A kitbag question (Hebrew: she'elat kitbag) is a question that is better not asked and might bring about undesirable consequences, usually directed to a person of authority. The person asking the question (or other people) are likely to be harmed by the very act of asking the question.

The kitbag question is a classic topic in decision theory.

Origin
The expression was created when soldiers in the Israel Defence Forces, who had been commanded by their superiors to assemble for a loaded march with their weapons and ammunition vests, asked their superiors whether they should also bring their kitbag. The reply was "good idea, bring the kitbag as well". Yet if they had not asked, the commanders would never have thought to require bringing the kitbag.

The expression began in Israeli army slang, then spread to Israeli society in general, and now has a limited degree of international use.

Examples

Kitbag questions come in two main categories:
 Questions about a task which the questioner must perform, but he/she asks the question in hope of sparking a modification or cancellation of the task.
 Questions about unclear instructions.
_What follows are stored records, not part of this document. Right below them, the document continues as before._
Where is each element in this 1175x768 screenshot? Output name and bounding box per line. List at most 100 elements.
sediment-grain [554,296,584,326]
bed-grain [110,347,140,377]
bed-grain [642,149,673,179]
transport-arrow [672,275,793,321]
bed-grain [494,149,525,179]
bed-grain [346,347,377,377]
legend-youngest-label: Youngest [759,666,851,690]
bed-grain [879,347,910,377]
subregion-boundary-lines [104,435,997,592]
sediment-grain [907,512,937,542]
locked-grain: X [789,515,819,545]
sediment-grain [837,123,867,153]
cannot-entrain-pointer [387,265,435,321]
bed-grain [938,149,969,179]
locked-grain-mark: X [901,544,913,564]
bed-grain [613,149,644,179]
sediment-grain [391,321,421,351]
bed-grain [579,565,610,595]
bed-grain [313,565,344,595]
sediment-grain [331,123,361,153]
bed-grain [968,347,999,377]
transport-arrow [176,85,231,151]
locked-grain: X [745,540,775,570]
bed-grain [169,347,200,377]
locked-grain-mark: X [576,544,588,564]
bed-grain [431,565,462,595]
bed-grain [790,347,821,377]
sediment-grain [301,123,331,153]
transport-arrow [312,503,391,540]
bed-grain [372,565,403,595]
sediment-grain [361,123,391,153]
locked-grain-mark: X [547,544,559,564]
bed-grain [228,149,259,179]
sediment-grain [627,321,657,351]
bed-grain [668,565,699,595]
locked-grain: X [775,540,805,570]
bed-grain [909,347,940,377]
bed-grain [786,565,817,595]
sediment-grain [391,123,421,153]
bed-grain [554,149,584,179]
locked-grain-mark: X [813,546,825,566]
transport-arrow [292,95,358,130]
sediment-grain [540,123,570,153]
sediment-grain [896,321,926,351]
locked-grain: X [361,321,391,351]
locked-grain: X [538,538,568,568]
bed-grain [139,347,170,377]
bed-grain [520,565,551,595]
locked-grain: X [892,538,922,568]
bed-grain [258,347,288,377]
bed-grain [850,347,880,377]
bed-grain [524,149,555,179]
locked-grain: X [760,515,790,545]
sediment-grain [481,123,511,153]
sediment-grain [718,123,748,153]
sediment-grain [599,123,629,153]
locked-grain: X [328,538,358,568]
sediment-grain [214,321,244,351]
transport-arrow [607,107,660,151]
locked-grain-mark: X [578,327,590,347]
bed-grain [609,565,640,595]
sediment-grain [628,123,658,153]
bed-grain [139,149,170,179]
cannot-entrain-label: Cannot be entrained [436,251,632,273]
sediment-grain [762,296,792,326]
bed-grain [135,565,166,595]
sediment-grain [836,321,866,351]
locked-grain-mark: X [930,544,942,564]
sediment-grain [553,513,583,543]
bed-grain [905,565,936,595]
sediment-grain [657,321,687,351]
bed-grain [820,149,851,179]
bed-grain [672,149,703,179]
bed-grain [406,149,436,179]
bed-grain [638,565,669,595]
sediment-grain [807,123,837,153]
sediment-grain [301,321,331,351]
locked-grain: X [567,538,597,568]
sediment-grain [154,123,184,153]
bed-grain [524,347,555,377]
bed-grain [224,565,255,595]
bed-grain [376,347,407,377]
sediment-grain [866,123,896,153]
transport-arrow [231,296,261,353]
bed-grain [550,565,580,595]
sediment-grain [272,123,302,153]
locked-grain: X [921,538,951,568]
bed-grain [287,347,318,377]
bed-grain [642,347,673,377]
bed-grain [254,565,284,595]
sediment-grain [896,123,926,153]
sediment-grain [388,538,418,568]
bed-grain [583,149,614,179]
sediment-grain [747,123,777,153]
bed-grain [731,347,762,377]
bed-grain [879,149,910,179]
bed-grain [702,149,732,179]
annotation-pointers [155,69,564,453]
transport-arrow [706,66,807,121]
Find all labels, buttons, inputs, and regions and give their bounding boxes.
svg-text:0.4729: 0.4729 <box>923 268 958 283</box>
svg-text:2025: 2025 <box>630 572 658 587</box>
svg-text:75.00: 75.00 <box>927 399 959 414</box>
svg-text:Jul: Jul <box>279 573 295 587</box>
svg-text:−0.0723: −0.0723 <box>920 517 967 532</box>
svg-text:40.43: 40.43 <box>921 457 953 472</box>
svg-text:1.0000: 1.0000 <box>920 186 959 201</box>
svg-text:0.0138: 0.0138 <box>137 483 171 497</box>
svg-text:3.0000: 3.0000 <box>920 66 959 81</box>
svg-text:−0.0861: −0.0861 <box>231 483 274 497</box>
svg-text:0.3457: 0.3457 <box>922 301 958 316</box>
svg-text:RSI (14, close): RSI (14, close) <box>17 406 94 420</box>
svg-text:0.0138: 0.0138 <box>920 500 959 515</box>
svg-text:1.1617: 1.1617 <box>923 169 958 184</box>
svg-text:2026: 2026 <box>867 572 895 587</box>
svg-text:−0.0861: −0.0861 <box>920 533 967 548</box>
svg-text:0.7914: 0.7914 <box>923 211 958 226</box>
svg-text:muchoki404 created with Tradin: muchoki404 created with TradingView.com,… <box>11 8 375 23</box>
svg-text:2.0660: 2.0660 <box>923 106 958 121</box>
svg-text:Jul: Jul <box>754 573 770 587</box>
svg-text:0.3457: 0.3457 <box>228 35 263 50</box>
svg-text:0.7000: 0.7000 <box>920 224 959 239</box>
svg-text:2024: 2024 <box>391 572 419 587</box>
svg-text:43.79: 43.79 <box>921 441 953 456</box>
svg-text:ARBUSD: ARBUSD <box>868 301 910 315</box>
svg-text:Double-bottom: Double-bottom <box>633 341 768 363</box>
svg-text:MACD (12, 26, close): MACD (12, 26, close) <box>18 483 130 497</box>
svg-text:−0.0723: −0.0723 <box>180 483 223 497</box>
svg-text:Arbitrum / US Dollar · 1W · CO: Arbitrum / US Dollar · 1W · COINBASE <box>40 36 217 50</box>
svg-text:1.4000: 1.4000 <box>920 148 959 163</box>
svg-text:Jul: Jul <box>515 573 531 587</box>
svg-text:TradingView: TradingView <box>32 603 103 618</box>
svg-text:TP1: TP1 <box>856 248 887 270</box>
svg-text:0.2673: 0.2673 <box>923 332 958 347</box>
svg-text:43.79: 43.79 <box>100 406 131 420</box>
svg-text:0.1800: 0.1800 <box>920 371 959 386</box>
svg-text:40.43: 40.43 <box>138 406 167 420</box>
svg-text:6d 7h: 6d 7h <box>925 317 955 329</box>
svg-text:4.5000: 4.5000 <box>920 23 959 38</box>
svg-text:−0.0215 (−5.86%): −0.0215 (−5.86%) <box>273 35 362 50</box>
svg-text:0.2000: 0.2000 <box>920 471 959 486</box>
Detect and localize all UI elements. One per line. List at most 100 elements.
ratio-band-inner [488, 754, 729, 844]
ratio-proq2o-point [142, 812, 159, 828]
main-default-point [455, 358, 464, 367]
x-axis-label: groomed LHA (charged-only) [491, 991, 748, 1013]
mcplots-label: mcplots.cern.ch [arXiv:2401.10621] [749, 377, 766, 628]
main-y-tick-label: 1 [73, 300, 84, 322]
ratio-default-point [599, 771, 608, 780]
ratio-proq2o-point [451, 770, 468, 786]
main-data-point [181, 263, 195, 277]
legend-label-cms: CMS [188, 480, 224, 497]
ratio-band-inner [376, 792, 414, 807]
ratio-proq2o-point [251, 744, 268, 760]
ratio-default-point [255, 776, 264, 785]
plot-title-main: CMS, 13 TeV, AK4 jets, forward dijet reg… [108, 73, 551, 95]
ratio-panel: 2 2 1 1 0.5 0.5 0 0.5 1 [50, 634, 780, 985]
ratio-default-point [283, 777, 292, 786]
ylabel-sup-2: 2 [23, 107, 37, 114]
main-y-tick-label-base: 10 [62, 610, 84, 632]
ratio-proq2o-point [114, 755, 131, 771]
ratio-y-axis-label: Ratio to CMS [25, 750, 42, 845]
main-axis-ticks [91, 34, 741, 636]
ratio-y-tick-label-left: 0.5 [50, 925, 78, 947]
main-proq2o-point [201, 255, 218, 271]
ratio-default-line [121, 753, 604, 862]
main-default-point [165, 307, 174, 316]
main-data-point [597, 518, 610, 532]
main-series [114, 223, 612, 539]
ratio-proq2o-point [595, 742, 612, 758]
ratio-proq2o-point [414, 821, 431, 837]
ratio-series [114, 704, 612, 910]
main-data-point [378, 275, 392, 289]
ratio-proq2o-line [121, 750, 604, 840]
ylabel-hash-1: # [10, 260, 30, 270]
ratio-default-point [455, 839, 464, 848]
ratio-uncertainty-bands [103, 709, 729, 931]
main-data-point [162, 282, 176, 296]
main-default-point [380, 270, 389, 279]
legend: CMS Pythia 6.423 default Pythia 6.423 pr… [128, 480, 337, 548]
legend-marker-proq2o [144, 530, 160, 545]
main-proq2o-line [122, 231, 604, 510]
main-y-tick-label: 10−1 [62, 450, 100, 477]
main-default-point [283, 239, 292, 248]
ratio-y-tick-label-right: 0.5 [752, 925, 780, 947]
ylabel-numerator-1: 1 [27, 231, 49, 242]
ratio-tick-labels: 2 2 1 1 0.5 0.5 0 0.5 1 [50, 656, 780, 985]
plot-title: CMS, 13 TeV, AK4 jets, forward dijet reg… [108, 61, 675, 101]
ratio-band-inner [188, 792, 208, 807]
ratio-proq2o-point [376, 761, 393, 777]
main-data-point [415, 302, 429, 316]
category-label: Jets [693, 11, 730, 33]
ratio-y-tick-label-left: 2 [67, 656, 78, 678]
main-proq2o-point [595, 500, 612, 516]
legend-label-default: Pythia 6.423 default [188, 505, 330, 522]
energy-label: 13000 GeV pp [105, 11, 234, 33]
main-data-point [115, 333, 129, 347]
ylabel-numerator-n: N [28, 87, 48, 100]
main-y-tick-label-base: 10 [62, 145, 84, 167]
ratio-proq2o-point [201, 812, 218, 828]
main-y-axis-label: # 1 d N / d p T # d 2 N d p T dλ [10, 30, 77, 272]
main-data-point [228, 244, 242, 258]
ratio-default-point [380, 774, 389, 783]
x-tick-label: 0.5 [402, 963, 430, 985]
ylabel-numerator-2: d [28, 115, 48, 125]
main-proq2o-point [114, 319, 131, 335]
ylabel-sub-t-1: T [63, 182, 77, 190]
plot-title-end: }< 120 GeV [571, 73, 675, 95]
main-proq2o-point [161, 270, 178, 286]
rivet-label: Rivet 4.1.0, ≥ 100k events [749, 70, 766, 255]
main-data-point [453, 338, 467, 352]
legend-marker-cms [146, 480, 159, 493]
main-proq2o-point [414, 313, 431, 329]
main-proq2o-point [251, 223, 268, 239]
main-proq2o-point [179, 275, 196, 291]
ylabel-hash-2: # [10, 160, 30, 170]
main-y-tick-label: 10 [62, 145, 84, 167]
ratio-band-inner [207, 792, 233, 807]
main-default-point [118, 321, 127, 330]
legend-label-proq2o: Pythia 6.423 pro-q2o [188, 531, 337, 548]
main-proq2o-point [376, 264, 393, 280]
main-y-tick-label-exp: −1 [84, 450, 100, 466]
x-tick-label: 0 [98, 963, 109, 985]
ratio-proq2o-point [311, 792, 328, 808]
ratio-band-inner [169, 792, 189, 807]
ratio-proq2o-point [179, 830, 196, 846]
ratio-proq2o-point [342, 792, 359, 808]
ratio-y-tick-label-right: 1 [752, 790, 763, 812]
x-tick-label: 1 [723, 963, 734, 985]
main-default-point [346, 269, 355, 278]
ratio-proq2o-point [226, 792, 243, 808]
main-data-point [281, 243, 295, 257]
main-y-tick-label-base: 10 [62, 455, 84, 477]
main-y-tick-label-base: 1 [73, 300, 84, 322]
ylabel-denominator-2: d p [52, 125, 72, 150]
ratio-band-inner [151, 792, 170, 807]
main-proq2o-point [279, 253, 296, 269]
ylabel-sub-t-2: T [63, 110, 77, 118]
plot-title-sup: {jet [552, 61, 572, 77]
In this case, the questioner has a dilemma: on one hand, he/she wishes to clarify the instructions in order to fulfill them better. On the other hand, the very act of asking is likely to make the instructions more severe.

Kitbag questions can also occur in non-military contexts. A common example is approaching government authorities in order to receive documents (such as a construction permit for a building). It often seems likely that if the questioner asks the authorities whether he/she must bring a particular document, the answer will always be "yes", whether or not the document is really needed.